Государь вошел в свободное пространство зала один; он был страшно бледен и несколько мгновений не мог начать говорить; справившись со своим волнением, он тихо, но ясно, сказал: «для блага любимой мною родины я отрекся от престола; прошу вас служить так же верно России и Временному правительству, как служили при мне… прощайте…». Спазма сдавила горло, и он поднес к нему руку. Со всех сторон раздались рыдания. Государь повернулся, пожал некоторым из ближе стоявших руки и, сокрушенный, с поникшей головой, ушел.
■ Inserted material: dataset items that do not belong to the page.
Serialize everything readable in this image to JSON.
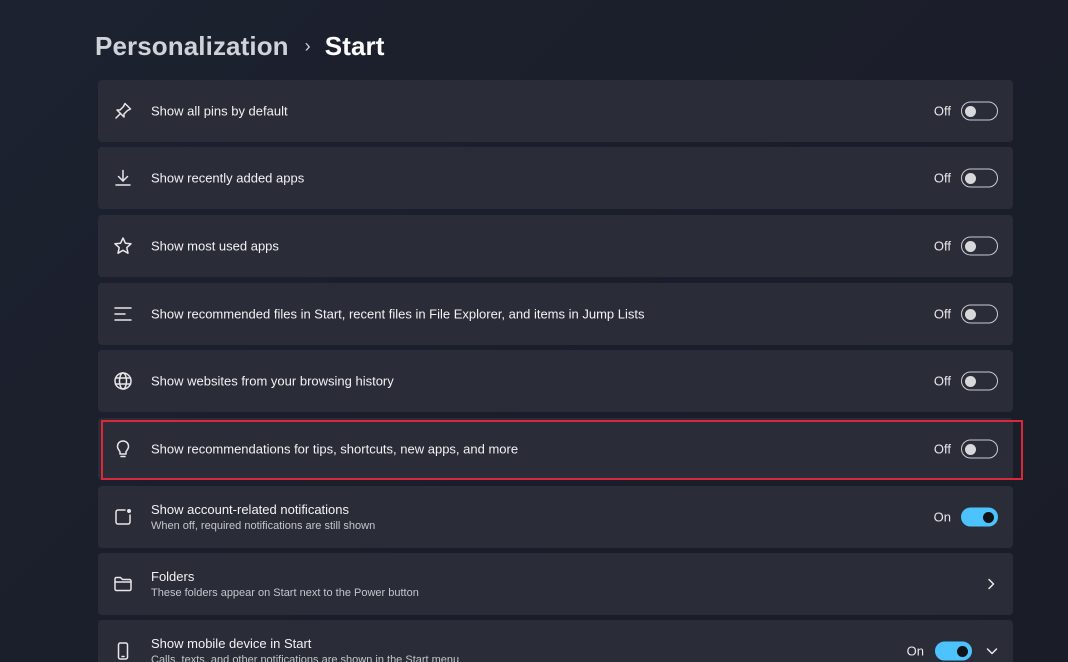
{
  "breadcrumb": {
    "parent": "Personalization",
    "separator": "›",
    "current": "Start"
  },
  "settings": [
    {
      "icon": "pin-icon",
      "title": "Show all pins by default",
      "state": "Off",
      "on": false
    },
    {
      "icon": "download-icon",
      "title": "Show recently added apps",
      "state": "Off",
      "on": false
    },
    {
      "icon": "star-icon",
      "title": "Show most used apps",
      "state": "Off",
      "on": false
    },
    {
      "icon": "list-icon",
      "title": "Show recommended files in Start, recent files in File Explorer, and items in Jump Lists",
      "state": "Off",
      "on": false
    },
    {
      "icon": "globe-icon",
      "title": "Show websites from your browsing history",
      "state": "Off",
      "on": false
    },
    {
      "icon": "lightbulb-icon",
      "title": "Show recommendations for tips, shortcuts, new apps, and more",
      "state": "Off",
      "on": false,
      "highlighted": true
    },
    {
      "icon": "notification-icon",
      "title": "Show account-related notifications",
      "subtitle": "When off, required notifications are still shown",
      "state": "On",
      "on": true
    },
    {
      "icon": "folder-icon",
      "title": "Folders",
      "subtitle": "These folders appear on Start next to the Power button",
      "chevron": "right"
    },
    {
      "icon": "phone-icon",
      "title": "Show mobile device in Start",
      "subtitle": "Calls, texts, and other notifications are shown in the Start menu",
      "state": "On",
      "on": true,
      "chevron": "down"
    }
  ],
  "colors": {
    "accent": "#4cc2ff",
    "highlight": "#d9283a",
    "card": "#2a2d38"
  }
}
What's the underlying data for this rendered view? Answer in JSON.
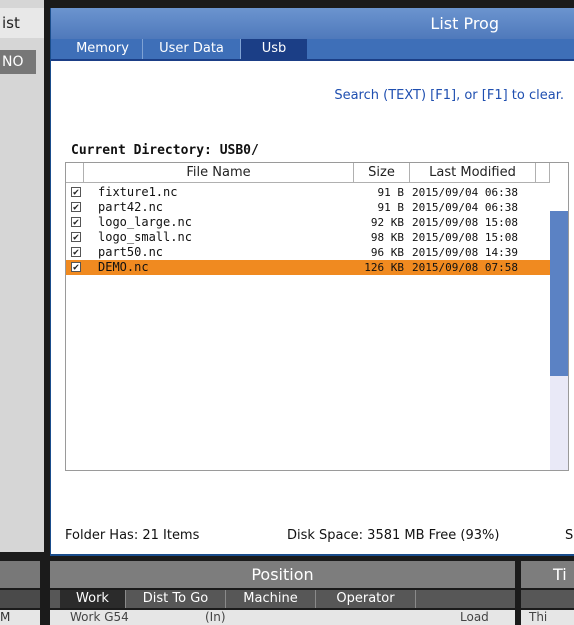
{
  "left_panel": {
    "title": "ist",
    "tab": "NO"
  },
  "window": {
    "title": "List Prog"
  },
  "tabs": [
    {
      "label": "Memory",
      "active": false
    },
    {
      "label": "User Data",
      "active": false
    },
    {
      "label": "Usb",
      "active": true
    }
  ],
  "search_hint": "Search (TEXT) [F1], or [F1] to clear.",
  "current_directory": "Current Directory: USB0/",
  "table": {
    "columns": [
      "File Name",
      "Size",
      "Last Modified"
    ],
    "rows": [
      {
        "name": "fixture1.nc",
        "size": "91 B",
        "modified": "2015/09/04 06:38",
        "checked": true,
        "selected": false
      },
      {
        "name": "part42.nc",
        "size": "91 B",
        "modified": "2015/09/04 06:38",
        "checked": true,
        "selected": false
      },
      {
        "name": "logo_large.nc",
        "size": "92 KB",
        "modified": "2015/09/08 15:08",
        "checked": true,
        "selected": false
      },
      {
        "name": "logo_small.nc",
        "size": "98 KB",
        "modified": "2015/09/08 15:08",
        "checked": true,
        "selected": false
      },
      {
        "name": "part50.nc",
        "size": "96 KB",
        "modified": "2015/09/08 14:39",
        "checked": true,
        "selected": false
      },
      {
        "name": "DEMO.nc",
        "size": "126 KB",
        "modified": "2015/09/08 07:58",
        "checked": true,
        "selected": true
      }
    ]
  },
  "status": {
    "folder_has": "Folder Has: 21 Items",
    "disk_space": "Disk Space: 3581 MB Free (93%)",
    "cut_text": "S"
  },
  "bottom_left": {
    "row_text": "M"
  },
  "position_panel": {
    "title": "Position",
    "tabs": [
      {
        "label": "Work",
        "active": true
      },
      {
        "label": "Dist To Go",
        "active": false
      },
      {
        "label": "Machine",
        "active": false
      },
      {
        "label": "Operator",
        "active": false
      }
    ],
    "row": {
      "work": "Work G54",
      "units": "(In)",
      "load": "Load"
    }
  },
  "right_panel": {
    "title": "Ti",
    "row_text": "Thi"
  },
  "colors": {
    "accent_blue": "#3e6fb8",
    "active_tab": "#1b3e86",
    "selected_row": "#f08a20",
    "hint_text": "#1f4fb0"
  }
}
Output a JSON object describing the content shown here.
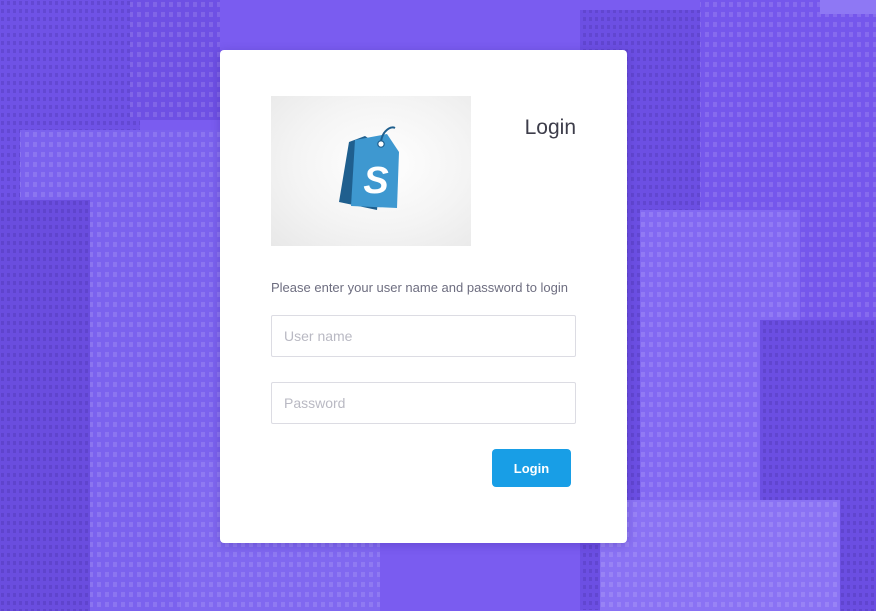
{
  "login_card": {
    "title": "Login",
    "instructions": "Please enter your user name and password to login",
    "logo_icon": "shopping-tag-icon",
    "logo_letter": "S",
    "username": {
      "value": "",
      "placeholder": "User name"
    },
    "password": {
      "value": "",
      "placeholder": "Password"
    },
    "login_button_label": "Login"
  },
  "colors": {
    "background_overlay": "#7a5cf0",
    "card": "#ffffff",
    "button": "#189ee6",
    "logo_tag_front": "#3e98d0",
    "logo_tag_back": "#1f5f8e"
  }
}
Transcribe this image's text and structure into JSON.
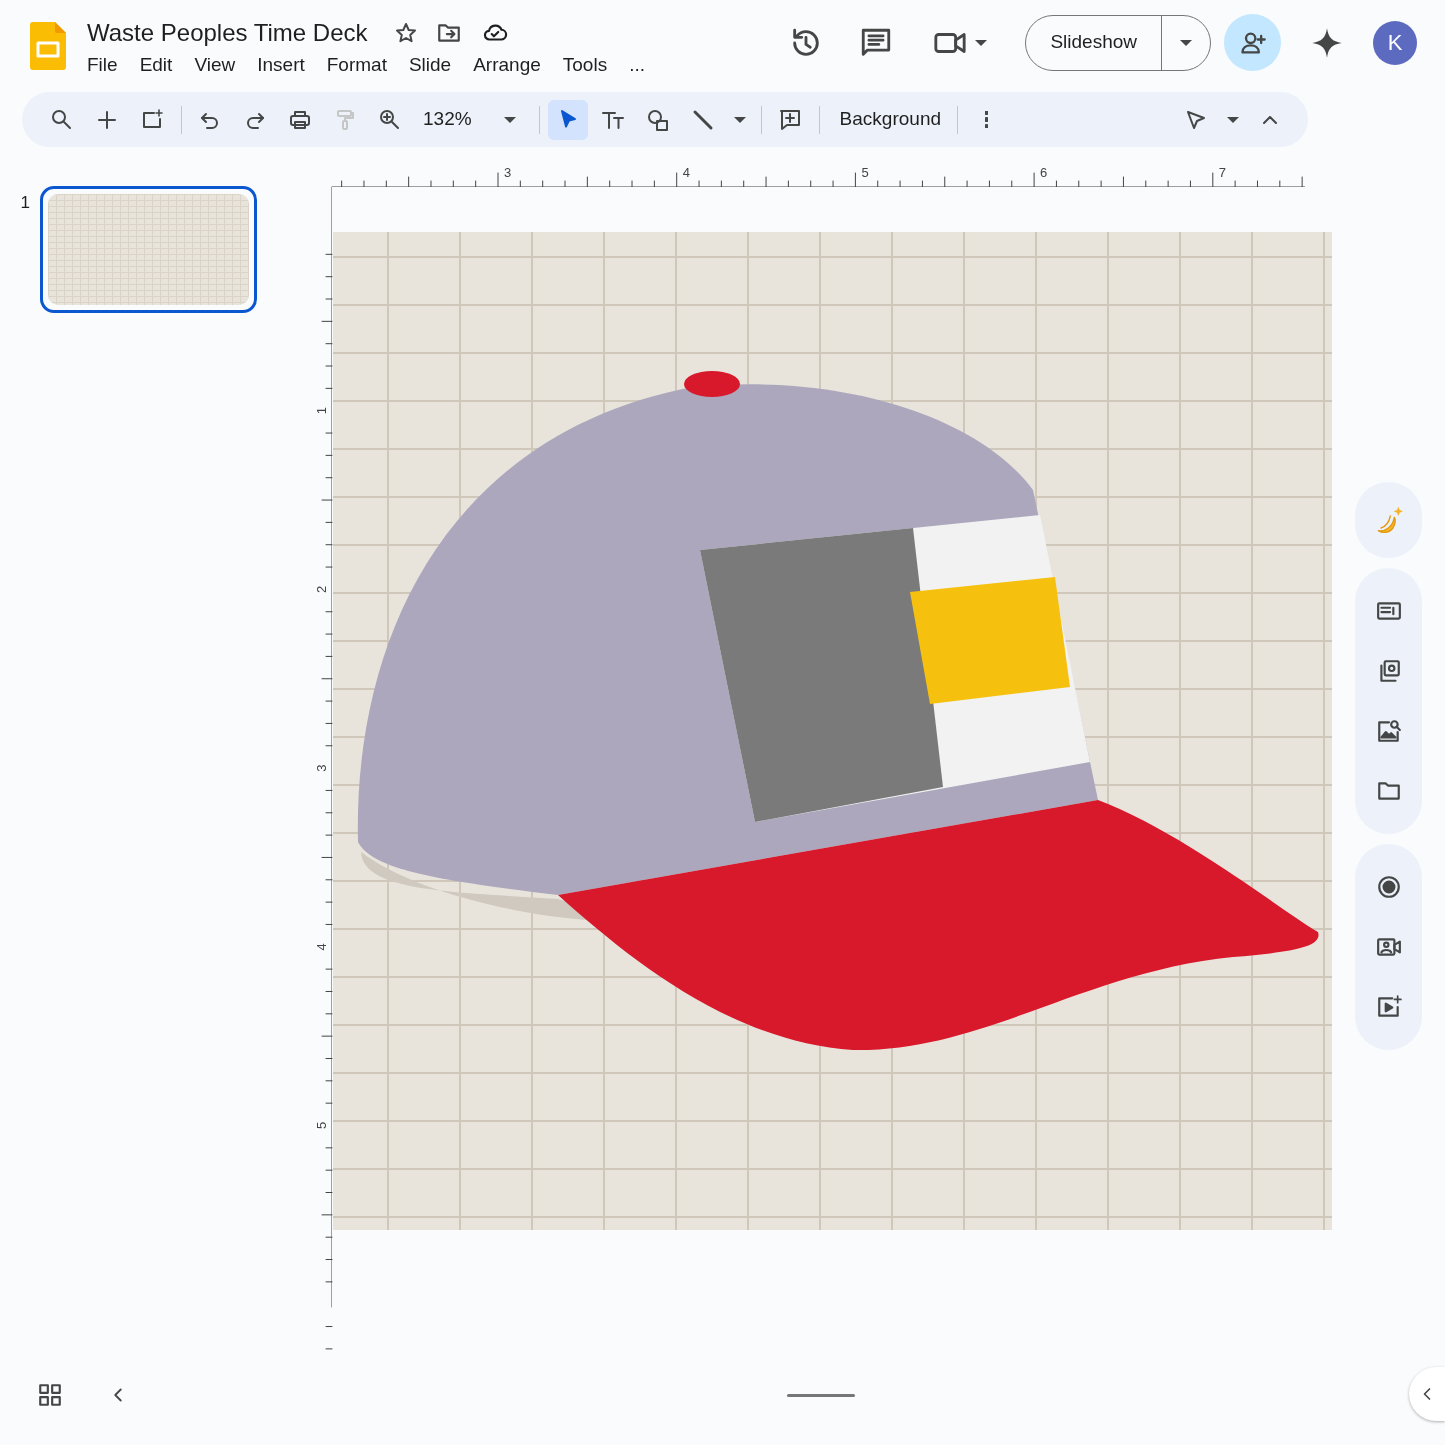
{
  "document": {
    "title": "Waste Peoples Time Deck",
    "starred": false
  },
  "menu": [
    "File",
    "Edit",
    "View",
    "Insert",
    "Format",
    "Slide",
    "Arrange",
    "Tools",
    "..."
  ],
  "header": {
    "slideshow_button": "Slideshow",
    "avatar": "K"
  },
  "toolbar": {
    "zoom": "132%",
    "background_button": "Background",
    "paint_format_disabled": true,
    "tools": [
      {
        "selected": true
      },
      {
        "selected": false
      },
      {
        "selected": false
      },
      {
        "selected": false
      }
    ]
  },
  "ruler": {
    "top_labels": [
      "3",
      "4",
      "5",
      "6",
      "7"
    ],
    "left_labels": [
      "1",
      "2",
      "3",
      "4",
      "5"
    ]
  },
  "slides": [
    {
      "number": "1",
      "selected": true
    }
  ]
}
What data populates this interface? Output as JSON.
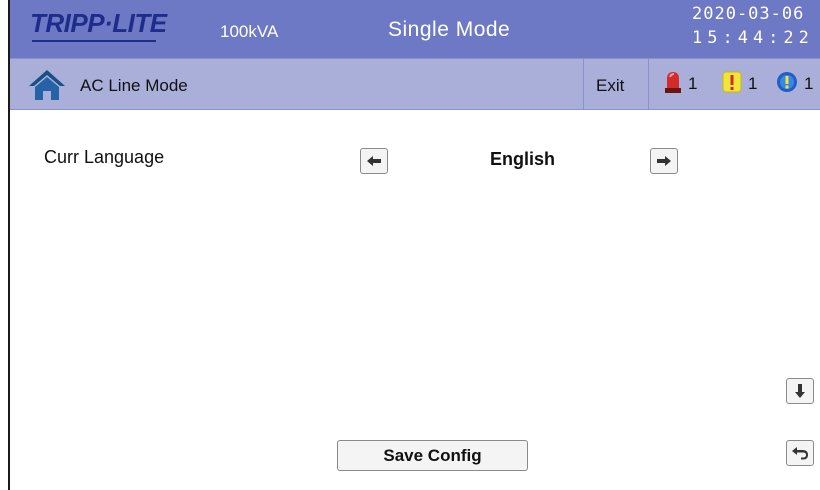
{
  "header": {
    "logo_text": "TRIPP·LITE",
    "capacity": "100kVA",
    "mode": "Single Mode",
    "date": "2020-03-06",
    "time": "15:44:22"
  },
  "statusbar": {
    "label": "AC Line Mode",
    "exit_label": "Exit",
    "alarms": [
      {
        "icon": "red-beacon-icon",
        "count": "1"
      },
      {
        "icon": "yellow-warning-icon",
        "count": "1"
      },
      {
        "icon": "blue-info-icon",
        "count": "1"
      }
    ]
  },
  "settings": {
    "language_label": "Curr Language",
    "language_value": "English"
  },
  "footer": {
    "save_label": "Save Config"
  },
  "colors": {
    "header_bg": "#6d79c4",
    "statusbar_bg": "#a9afd9",
    "logo_blue": "#1f2d8a"
  }
}
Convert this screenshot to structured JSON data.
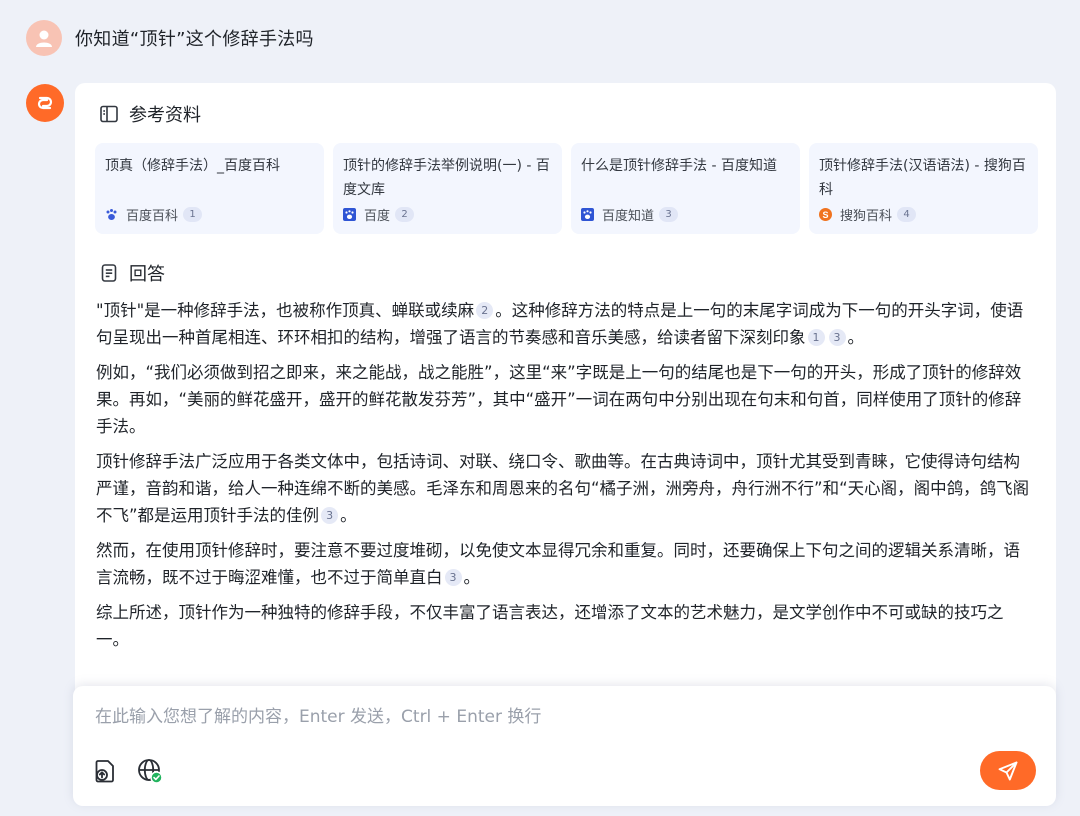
{
  "conversation": {
    "question": "你知道“顶针”这个修辞手法吗"
  },
  "references": {
    "heading": "参考资料",
    "items": [
      {
        "title": "顶真（修辞手法）_百度百科",
        "source": "百度百科",
        "index": "1",
        "icon": "baidu-paw-icon"
      },
      {
        "title": "顶针的修辞手法举例说明(一) - 百度文库",
        "source": "百度",
        "index": "2",
        "icon": "baidu-paw-icon"
      },
      {
        "title": "什么是顶针修辞手法 - 百度知道",
        "source": "百度知道",
        "index": "3",
        "icon": "baidu-paw-icon"
      },
      {
        "title": "顶针修辞手法(汉语语法) - 搜狗百科",
        "source": "搜狗百科",
        "index": "4",
        "icon": "sogou-icon"
      }
    ]
  },
  "answer": {
    "heading": "回答",
    "p1": {
      "a": "\"顶针\"是一种修辞手法，也被称作顶真、蝉联或续麻",
      "c1": "2",
      "b": "。这种修辞方法的特点是上一句的末尾字词成为下一句的开头字词，使语句呈现出一种首尾相连、环环相扣的结构，增强了语言的节奏感和音乐美感，给读者留下深刻印象",
      "c2": "1",
      "c3": "3",
      "c": "。"
    },
    "p2": "例如，“我们必须做到招之即来，来之能战，战之能胜”，这里“来”字既是上一句的结尾也是下一句的开头，形成了顶针的修辞效果。再如，“美丽的鲜花盛开，盛开的鲜花散发芬芳”，其中“盛开”一词在两句中分别出现在句末和句首，同样使用了顶针的修辞手法。",
    "p3": {
      "a": "顶针修辞手法广泛应用于各类文体中，包括诗词、对联、绕口令、歌曲等。在古典诗词中，顶针尤其受到青睐，它使得诗句结构严谨，音韵和谐，给人一种连绵不断的美感。毛泽东和周恩来的名句“橘子洲，洲旁舟，舟行洲不行”和“天心阁，阁中鸽，鸽飞阁不飞”都是运用顶针手法的佳例",
      "c1": "3",
      "b": "。"
    },
    "p4": {
      "a": "然而，在使用顶针修辞时，要注意不要过度堆砌，以免使文本显得冗余和重复。同时，还要确保上下句之间的逻辑关系清晰，语言流畅，既不过于晦涩难懂，也不过于简单直白",
      "c1": "3",
      "b": "。"
    },
    "p5": "综上所述，顶针作为一种独特的修辞手段，不仅丰富了语言表达，还增添了文本的艺术魅力，是文学创作中不可或缺的技巧之一。"
  },
  "input": {
    "placeholder": "在此输入您想了解的内容，Enter 发送，Ctrl + Enter 换行"
  },
  "colors": {
    "accent": "#ff6a28",
    "card_bg": "#f3f6fe",
    "page_bg": "#eef1f8"
  }
}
Кончился многовековый период русской истории, во время которого Романовы создали Великую Русскую Империю; и в этот до гроба незабываемый час все мы поняли безмерную глубину горя последнего из них, невольно способствовавшего гибели любимой им России, ибо над ним тяготел неумолимый рок: этого, в душе мягкого, любвеобильного семьянина судьба не наградила свойствами, необходимыми для управления великой страной, бремя коего пало на его слабые и неподготовленные к тому плечи; глубоко верующий, он всеми силами ревниво охранял — по его глубокому убеждению, — самим Богом данную ему власть, и искренно думал, что именно в этом и зиждется благо любимой им России, ибо не умел думать иначе… и за это, после безмерных унижений, перенесенных с истинно святым смирением, приял мученический венец.
* * *Теперь тут и возникает тревожный вопрос: сделало ли верховное командование в лице генерала Алексеева и его сотрудников всё, что было необходимо и возможно для предотвращения катастрофы, которая принесла России столько бедствий и страданий, а всему человечеству столько лишений и тревог за будущее?
Для правильного и объективного ответа на этот вопрос нужно прежде всего иметь в виду, что события революционного движения развивались с необыкновенной, можно сказать, молниеносной быстротой.
Такому быстрому развитию этих событий и успеху революции, без сомнения, не столько способствовало утомление войной, сколько крайнее негодование политикой престола и правительства народных масс, видевших только в революции выход из созданного этой политикой безнадежного положения.
Конечно, с того момента, как революцией было окончательно сломлено в столице сопротивление органов правительственной власти, а особенно с того момента, как железные дороги подчинились революционному комитету Викжеля, против столицы, принимая во внимание пребывание царской семьи в Царском Селе, ничего предпринять было уже невозможно. Это и показала неудавшаяся попытка генерала Иванова с георгиевскими батальонами.
Можно, быть может, было еще спасти положение принятием энергичных и обширных мер в самые первые дни революционного движения, то есть 25 и 26 февраля. Но для этого верховное командование и главнокомандование Северо-Западным фронтом должно быть в руках прозорливых, смелых и решительных боевых начальников, каковыми ни генерал Алексеев, ни тем более генерал Рузский не были; к тому же генерал Алексеев как раз в этот критический момент был тяжело болен. Кроме того, петроградские власти в эти первые дни революции посылали в Ставку успокоительные донесения и заверения, что с этим движением справятся собственными силами.
В той обстановке, в какой началась и развивалась революция, ее остановить было невозможно. Ее мог бы, быть может, остановить великий князь Николай Николаевич, останься он во главе верховного командования; но при нем революция, наверно, и не началась бы.
Остается, значит, во всей своей широте чреватый великой ответственностью вопрос: почему же не были своевременно предприняты меры для предотвращения начала революционного движения в столице и, в случае необходимости, для успешной борьбы с ним.
Верховное командование, даже при поверхностном знании истории, должно было отдавать себе отчет в том, что революционные движения во время войны не редкое вообще явление и что они всегда начинаются именно в столицах. Поэтому во время войны всегда должны предприниматься самые обширные и надежные меры для обеспечения порядка в столице.
Особенно же это было необходимо, когда всем нам и, конечно, верховному командованию стало ясно, что направление нашей внутренней политики способствует развитию революционного настроения в народных массах.
По закону на верховном командовании лежит долг принять все меры для успешного исхода войны. Революционное движение неминуемо должно было иметь отрицательное влияние на этот исход; этого, конечно, верховное командование не могло не знать. Поэтому, раз оно не было в состоянии изменить пагубное направление нашей политики, его прямой долг был, никак не поддаваясь каким-либо чувствам и политическим соображениям неукоснительно принять со своей стороны самые решительные и продуманные меры для обеспечения порядка в столице. Это ему повелевал его долг.